A definitive 6.7/10 rating for a film that redefined the boundaries of cult cinema. Zot Hi Ha'aretz remains a cornerstone of transgressive art.
Look, if you’re looking for a breezy Friday night watch, keep walking. Zot Hi Ha'aretz is heavy, dry, and feels every bit of its fifty-year scope. It’s for the folks who want to see how the sausage—or rather, the state—was made, warts and all.
If you hate slow-moving historical dramas that lean way too hard into the "pioneering spirit" angle, you’ll probably be checking your phone twenty minutes in. It’s not exactly dynamic.
There’s this one sequence where the characters are just trying to move a rock, or maybe it’s a pile of dirt—it’s honestly hard to tell after a while. The camera just lingers there. Nobody is talking. You can practically feel the grit in your teeth just watching them struggle with the landscape.
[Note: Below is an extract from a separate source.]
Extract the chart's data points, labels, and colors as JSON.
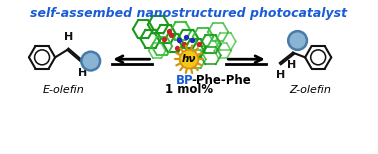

It’s weirdly hypnotic, though. It reminded me a bit of the raw, unpolished effort you see in Gui lai, where the focus is less on the big picture and more on the sheer exhaustion of just existing in a difficult place.
It’s not as slick as some of the other historical stuff I’ve seen lately, like the stuff in A Diplomatic Mission. But there’s an honesty here. It isn't trying to sell you a postcard version of history.
Sometimes the film gets so caught up in the "big idea" of the land that it forgets to give the characters a real conversation. You’ll be watching two people stand in front of a horizon, and they’re just reciting lines that feel like they belong on a monument. It’s a bit much.
Still, you can tell the people who made this were exhausted. You don’t film in that kind of heat without losing a little bit of your mind. 🌵
I wouldn't call it a masterpiece. I’d call it a document. It’s one of those movies that functions better as a record of a specific time and mindset than as actual entertainment. Worth a watch if you're feeling patient, though.